Welcome to this introductory series on web security. I’ll use simple snippets and hands-on examples to introduce fundamentals on the topic. Most server-side code will be in Go but you’ll be able to understand it if you know any C-like language.

This first post is about the fundamentals: URI, HTTP, TLS, HTML, escaping and cookies. If you are already familiar with those concepts please feel free to skip to the next post.

It starts with a URI

Universal Resource Identifier(URI) is something you deal with every day, whether you know about them or not. URIs are strings that commonly look like “https://github.com/empijei". Don’t be fooled by the apparent simplicity of these things, they are not simple and often times can trip up experts in the field.

URIs are composed by the following parts:

// [block] means that `block` is optional
[scheme:][//[userinfo@]host[:port]][/]path[?query][#fragment]

The most common schemes are http and https, but javascript and mailto are also broadly used. This first part instruct the application that needs to use the URI on how to interpret the rest. It is not unusual to have custom schemes for specific applications, so that everything else in the URI is determined by that application and can use a custom format. One example for this is smb which allows on some operating systems to browse remote files on other machines.

Whatever comes after the scheme depends on it, so if it is omitted the client application (the browser from now on) needs to decide a default one when the user types a URI in the address bar. Sometimes in web pages even the host is not specified, so the browser must provide a default host and potentially a prefix for the specified path to locate a resource.

We will focus on the dangerous consequences of allowing javascript and relative URIs in the chapter on Cross-Site Scripting(XSS).

It is transported over HTTP

When the browser needs to retrieve a resource it usually performs a TCP(not described here) connection and then, over that, an HTTP(HyperText Transfer Protocol) request to the server. Modern browsers all use HTTP 1.1 or above and the conversation usually looks like this:

Client connects to the server, and sends:

GET /hello HTTP/1.1
Host: localhost

Server reads the request and responds:

HTTP/1.1 200 OK
Content-Type: text/plain; charset=utf-8
Content-Length: 11

hello world

You can try this yourself by connecting to port 80 of any HTTP server with netcat or telnet and writing the request manually (hit return twice after done typing the host).
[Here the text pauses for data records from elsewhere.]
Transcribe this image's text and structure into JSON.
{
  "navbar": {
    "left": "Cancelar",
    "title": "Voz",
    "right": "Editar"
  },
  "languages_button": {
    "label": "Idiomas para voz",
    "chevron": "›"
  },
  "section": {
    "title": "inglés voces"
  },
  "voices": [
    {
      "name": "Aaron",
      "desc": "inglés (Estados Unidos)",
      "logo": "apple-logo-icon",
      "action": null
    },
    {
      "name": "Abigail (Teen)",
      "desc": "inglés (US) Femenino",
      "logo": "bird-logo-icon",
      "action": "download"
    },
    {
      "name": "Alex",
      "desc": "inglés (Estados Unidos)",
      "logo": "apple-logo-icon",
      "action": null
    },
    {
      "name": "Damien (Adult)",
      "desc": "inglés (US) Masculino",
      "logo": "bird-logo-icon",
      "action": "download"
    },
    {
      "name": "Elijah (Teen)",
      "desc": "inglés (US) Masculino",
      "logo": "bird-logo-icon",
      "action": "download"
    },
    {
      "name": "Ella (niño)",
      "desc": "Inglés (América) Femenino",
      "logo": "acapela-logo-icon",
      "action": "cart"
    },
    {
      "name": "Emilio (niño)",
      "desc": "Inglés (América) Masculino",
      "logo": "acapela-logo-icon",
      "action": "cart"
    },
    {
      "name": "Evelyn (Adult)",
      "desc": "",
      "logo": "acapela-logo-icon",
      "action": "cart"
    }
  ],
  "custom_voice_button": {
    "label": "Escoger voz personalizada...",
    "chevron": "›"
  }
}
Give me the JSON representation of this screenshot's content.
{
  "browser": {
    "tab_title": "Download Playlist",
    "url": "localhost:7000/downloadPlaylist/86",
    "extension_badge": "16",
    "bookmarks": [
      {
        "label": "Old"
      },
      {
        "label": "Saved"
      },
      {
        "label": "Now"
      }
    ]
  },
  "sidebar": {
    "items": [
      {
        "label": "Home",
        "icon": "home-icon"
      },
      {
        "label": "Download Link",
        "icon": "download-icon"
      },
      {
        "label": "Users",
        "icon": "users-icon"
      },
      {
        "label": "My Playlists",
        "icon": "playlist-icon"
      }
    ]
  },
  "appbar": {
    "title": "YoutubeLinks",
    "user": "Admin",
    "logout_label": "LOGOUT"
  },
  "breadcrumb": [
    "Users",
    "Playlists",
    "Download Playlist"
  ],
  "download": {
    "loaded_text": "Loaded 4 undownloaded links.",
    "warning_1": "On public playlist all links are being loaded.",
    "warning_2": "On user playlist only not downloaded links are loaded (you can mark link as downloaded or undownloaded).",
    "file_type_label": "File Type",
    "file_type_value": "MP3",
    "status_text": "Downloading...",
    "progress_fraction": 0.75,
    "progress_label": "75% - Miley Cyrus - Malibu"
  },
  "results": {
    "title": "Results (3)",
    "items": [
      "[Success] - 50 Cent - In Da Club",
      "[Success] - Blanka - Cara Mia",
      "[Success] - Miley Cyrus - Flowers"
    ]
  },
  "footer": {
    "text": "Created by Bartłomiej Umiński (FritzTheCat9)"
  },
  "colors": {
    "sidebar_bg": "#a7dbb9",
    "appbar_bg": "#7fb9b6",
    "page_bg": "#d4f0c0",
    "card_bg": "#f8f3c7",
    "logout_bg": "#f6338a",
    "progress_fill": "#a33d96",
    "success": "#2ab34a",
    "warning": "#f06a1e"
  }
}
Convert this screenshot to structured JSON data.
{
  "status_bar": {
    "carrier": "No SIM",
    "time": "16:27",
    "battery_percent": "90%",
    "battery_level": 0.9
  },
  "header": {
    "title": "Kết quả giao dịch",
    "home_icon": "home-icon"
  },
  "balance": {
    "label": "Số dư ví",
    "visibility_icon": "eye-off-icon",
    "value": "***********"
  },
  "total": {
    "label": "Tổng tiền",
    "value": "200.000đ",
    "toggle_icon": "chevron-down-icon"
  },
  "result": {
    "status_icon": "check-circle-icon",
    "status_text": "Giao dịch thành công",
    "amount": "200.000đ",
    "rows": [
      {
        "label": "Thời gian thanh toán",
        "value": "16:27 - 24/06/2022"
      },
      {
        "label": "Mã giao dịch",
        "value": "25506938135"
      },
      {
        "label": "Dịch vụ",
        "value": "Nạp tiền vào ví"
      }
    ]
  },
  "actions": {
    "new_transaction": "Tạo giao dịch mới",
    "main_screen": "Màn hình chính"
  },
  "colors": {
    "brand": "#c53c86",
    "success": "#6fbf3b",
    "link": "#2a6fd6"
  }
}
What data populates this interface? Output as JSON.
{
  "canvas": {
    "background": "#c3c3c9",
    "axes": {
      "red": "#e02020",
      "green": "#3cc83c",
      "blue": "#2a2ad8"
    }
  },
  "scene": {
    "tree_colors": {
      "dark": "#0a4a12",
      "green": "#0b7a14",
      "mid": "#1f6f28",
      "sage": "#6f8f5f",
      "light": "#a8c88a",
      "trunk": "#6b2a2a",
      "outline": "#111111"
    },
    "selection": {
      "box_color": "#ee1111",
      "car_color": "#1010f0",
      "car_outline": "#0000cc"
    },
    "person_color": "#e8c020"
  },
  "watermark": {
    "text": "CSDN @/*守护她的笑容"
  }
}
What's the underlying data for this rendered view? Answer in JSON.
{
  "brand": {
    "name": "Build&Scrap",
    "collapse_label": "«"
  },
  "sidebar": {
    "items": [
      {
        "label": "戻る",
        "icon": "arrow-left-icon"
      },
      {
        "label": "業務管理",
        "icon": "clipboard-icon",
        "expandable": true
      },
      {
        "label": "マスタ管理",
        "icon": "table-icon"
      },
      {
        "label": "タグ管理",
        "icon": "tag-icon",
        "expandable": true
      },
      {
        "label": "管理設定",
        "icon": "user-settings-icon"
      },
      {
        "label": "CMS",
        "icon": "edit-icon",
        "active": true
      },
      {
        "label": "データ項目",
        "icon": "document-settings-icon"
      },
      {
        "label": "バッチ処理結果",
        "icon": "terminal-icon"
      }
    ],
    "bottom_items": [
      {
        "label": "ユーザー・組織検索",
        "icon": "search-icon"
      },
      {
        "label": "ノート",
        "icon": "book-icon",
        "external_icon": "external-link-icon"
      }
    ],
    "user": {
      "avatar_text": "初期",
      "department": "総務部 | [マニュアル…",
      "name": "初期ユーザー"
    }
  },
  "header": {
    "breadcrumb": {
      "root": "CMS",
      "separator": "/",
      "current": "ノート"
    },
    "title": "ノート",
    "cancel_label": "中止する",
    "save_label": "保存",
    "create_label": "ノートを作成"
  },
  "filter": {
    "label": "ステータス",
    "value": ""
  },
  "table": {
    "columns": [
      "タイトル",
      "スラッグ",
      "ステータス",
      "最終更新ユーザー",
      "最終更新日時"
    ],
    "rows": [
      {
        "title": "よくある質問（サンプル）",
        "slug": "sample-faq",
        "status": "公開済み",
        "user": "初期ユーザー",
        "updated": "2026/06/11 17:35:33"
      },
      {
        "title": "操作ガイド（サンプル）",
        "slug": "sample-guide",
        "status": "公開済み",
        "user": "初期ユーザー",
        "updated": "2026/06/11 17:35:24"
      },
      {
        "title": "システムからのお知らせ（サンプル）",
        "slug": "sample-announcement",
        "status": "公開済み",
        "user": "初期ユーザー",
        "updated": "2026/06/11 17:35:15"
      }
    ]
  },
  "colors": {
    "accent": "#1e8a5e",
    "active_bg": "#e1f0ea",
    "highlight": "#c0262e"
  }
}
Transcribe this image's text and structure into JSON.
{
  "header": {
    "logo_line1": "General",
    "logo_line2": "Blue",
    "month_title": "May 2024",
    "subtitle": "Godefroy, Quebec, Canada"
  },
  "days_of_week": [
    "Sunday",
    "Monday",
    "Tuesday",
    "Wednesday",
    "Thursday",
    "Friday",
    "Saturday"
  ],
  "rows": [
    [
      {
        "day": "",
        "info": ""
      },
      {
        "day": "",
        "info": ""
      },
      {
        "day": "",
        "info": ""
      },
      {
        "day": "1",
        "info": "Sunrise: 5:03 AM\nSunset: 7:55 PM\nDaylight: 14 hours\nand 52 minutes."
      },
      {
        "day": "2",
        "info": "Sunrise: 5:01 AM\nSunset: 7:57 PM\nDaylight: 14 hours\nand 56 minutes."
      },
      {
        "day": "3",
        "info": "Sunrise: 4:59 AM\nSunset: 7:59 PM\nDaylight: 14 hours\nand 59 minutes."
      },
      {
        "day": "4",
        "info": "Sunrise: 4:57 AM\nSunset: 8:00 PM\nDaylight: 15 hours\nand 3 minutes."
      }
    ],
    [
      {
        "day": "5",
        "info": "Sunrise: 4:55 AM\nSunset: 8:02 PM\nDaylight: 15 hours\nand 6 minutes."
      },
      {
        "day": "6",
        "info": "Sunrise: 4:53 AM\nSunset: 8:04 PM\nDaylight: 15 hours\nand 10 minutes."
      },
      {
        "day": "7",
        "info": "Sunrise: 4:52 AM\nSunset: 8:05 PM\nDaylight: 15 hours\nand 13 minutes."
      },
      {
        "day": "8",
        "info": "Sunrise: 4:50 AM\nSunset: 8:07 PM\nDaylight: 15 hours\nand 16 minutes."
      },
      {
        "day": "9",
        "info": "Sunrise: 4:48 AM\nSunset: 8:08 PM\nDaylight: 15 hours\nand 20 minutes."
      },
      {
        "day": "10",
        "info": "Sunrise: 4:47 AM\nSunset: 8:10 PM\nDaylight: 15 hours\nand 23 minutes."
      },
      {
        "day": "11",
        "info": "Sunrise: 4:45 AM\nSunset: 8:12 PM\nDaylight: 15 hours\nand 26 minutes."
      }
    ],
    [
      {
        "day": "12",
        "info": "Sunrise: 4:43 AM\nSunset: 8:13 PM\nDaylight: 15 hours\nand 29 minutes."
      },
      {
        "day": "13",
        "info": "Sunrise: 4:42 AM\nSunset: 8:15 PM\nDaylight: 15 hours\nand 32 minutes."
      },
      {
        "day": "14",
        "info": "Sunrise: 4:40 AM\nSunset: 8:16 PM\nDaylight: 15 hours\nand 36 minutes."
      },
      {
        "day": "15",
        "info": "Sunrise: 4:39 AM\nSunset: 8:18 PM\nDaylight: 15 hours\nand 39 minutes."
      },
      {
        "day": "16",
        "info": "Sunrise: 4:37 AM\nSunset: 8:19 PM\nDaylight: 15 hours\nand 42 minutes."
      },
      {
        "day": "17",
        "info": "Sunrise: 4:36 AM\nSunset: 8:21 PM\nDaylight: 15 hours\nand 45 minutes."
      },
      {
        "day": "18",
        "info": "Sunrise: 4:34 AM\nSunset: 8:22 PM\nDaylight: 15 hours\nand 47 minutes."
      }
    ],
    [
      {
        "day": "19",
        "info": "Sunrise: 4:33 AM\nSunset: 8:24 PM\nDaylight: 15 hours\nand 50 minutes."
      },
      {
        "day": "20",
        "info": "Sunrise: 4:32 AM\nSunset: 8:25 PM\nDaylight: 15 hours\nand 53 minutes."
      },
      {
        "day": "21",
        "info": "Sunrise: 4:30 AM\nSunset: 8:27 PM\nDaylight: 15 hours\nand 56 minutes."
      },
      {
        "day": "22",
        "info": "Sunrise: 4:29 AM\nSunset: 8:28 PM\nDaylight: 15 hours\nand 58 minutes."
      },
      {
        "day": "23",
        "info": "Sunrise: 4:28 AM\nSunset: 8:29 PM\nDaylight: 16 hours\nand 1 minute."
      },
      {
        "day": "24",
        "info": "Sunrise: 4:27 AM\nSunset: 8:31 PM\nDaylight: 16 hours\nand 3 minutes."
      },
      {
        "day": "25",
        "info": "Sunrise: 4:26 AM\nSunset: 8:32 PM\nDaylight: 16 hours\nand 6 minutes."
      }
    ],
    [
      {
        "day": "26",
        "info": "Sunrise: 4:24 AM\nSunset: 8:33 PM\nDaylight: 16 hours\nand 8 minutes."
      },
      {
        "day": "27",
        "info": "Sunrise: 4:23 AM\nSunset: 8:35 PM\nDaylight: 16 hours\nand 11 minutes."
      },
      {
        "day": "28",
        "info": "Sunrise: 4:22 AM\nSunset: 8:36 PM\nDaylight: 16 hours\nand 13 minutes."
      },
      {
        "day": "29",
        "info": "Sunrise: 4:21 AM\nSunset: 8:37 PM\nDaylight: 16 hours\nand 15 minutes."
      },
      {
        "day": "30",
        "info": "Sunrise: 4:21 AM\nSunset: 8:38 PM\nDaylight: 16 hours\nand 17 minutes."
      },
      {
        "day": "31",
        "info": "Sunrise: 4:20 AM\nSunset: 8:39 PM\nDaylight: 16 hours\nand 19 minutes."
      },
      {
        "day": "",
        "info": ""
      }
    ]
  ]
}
Let’s unwrap what is going on here:

GET is the HTTP method or verb we are using. There is a wide range of possible ones, the most common being OPTIONS, GET, POST and HEAD.
/hello is the path we want. Usually this is taken from the URI as anything that comes after the host[:port] portion and before the # character.
HTTP/1.1 is the protocol we want to use to talk to the server. This implies that a “Host” header will follow.
Host: localhost is a header. Headers are always in the form Key: value. In this case this means that on the machine we are connected to we want to talk to the host that is responding to the name “localhost”. This allows multiple virtual hosts to be served by the same machine. We will focus on the dangerous consequences of having the Host header specified so openly in the chapter on DNS rebinding attacks.
An empty line is needed to signal that headers are finished and the request body (if any) will follow. In this case we are using “GET” and we didn’t specify a “Content-Length” header so the server starts responding as no body is expected.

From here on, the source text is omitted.